By LINDA TRAINOR
Contributing Editor, Best Practices in HR
Key Issue: Are employers making the mistake of overreaching to avoid
The Case: McGuinness v. Lincoln Hall
Lincoln Hall operates a residential program for troubled youth in Lincolndale, New York. Sheila McGuinness, a white woman, was hired as Lincoln Hall's director of human resources. A year after she was hired, the company's executive director initiated a reorganization, and Carlton Mitchell, a black man, was hired as deputy director of programs. Both McGuinness and Mitchell were members of an executive group consisting of Lincoln Hall's top administrators. Later, another black man was hired as campus ministry coordinator.
Shortly thereafter, the board of managers decided to reverse the restructuring decision and terminated the executive director. Within two months, members of the entire executive group either resigned or were discharged. Among those terminated were McGuinness, Mitchell, and another white male.
McGuinness was notified that the company was eliminating her position and offered her a layoff package that included two weeks of severance pay. She was not asked to sign a general release of claims against Lincoln Hall.
Two days later, Mitchell received a similar notice. However, his severance package included 12 weeks of pay in exchange for signing a waiver of claims under both federal and state laws. About the same time, the white male executive was also terminated. He didn't receive a severance package nor was he asked to sign a waiver. About six weeks later, the other black man was also discharged and offered a significant severance-pay package in exchange for signing a release of claims waiver. This man had only been employed with the organization for about four months as opposed to McGuinness's two years.
McGuinness sued for racial and gender discrimination in Lincoln Hall's severance pay policy. Lincoln Hall denied the allegations, saying that it offered Mitchell more severance because, among other reasons, he negotiated for his severance and threatened legal action.
The district court found in favor of Lincoln Hall, asserting that McGuinness could not show that she was similarly situated to a black male employee who received a larger severance package. The court went on to say that even if she had been able to establish a prima facie case, she did not have enough evidence to rebut Lincoln Hall's nondiscriminatory reason for its severance pay practices.
The 2nd Circuit Court of Appeals agreed that she did not have a case with
respect to her gender-discrimination claim. However, it concluded that she did
satisfy the requirements to claim racial discrimination, pointing out that a
"plaintiff is not obligated to show disparate treatment of an identically
situated employee." Furthermore, the 2nd Circuit noted that Lincoln Hall had
offered Mitchell a larger severance package than McGuinness before Mitchell
embarked on "negotiations." This, and the fact that another black male with
only four months' service also received an enhanced severance package and a
similarly situated white male did not, suggests that the employer's reasons
were suspect. The case was sent back to the district court for further proceedings.
Compliance quote: The concept of reverse race discrimination has emerged
over time because it's more common to see cases where the plaintiffs are
black, Hispanic, or of another minority, rather than white, especially when
whites were the demographically dominant race in most areas.

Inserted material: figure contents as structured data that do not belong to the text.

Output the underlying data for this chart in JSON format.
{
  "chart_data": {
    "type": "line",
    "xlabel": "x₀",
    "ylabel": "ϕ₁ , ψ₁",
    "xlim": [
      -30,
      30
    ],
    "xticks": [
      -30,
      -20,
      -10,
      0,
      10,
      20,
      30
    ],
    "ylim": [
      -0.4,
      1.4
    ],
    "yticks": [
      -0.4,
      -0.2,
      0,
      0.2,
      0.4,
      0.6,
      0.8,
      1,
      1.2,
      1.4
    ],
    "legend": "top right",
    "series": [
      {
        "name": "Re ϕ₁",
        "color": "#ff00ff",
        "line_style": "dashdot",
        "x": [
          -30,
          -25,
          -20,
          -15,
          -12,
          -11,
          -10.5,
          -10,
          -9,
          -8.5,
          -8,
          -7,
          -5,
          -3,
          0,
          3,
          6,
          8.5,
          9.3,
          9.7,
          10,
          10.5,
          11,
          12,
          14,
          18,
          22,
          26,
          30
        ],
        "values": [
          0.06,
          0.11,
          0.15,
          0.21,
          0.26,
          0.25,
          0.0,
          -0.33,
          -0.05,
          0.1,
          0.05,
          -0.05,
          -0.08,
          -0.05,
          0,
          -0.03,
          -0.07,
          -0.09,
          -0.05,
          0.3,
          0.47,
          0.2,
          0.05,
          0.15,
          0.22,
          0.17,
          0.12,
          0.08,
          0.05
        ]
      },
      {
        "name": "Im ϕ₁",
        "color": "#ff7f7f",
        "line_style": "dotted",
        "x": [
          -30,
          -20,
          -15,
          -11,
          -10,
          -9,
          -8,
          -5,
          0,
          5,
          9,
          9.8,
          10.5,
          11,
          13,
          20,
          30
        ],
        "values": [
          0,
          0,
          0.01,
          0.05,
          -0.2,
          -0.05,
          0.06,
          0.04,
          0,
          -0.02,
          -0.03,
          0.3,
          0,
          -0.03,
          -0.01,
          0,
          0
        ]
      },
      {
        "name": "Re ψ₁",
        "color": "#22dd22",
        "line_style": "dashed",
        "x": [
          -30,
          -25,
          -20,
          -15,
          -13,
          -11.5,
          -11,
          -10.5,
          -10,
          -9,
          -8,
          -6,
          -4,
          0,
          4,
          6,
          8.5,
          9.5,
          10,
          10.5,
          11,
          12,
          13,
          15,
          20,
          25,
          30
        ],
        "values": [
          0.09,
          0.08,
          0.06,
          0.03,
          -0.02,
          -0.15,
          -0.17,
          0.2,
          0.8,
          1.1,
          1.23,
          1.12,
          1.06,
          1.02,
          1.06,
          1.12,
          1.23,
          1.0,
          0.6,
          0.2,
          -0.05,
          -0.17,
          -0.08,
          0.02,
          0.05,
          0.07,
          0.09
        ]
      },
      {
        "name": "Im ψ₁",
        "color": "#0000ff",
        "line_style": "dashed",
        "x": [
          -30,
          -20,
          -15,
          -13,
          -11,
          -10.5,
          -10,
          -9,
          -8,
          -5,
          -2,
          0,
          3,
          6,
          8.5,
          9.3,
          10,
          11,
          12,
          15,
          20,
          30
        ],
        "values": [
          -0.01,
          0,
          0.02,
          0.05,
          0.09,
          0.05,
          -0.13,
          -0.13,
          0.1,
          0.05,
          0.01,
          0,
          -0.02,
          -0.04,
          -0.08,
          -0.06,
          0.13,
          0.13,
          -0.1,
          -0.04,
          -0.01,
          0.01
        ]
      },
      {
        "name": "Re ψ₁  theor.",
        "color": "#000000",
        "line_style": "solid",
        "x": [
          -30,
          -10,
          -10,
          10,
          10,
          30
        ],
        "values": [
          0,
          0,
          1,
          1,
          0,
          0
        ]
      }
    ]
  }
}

Some observers say that this case illustrates how employers can mistakenly
make decisions they think will protect them from discrimination charges (i.e.,
asking for signed waivers and over-achieving in their pay practices for selected
employees considered high-risk litigation candidates).
The 2nd Circuit was firm in its conviction that there was enough evidence to
question the veracity of the employer's actions, stating: "Plaintiff
has made out a prima facie case that she was treated differently on the basis
of her race, and she has proffered evidence that could support a determination
that the defendant's nondiscriminatory explanation for its actions was
Experts remind employers that discrimination is discrimination and race discrimination
can include the color white. Payoffs and waivers are no way to prevent discrimination
charges. The way to at least reduce, if not totally prevent, discrimination
disputes is to establish fair employment policies and administer them consistently.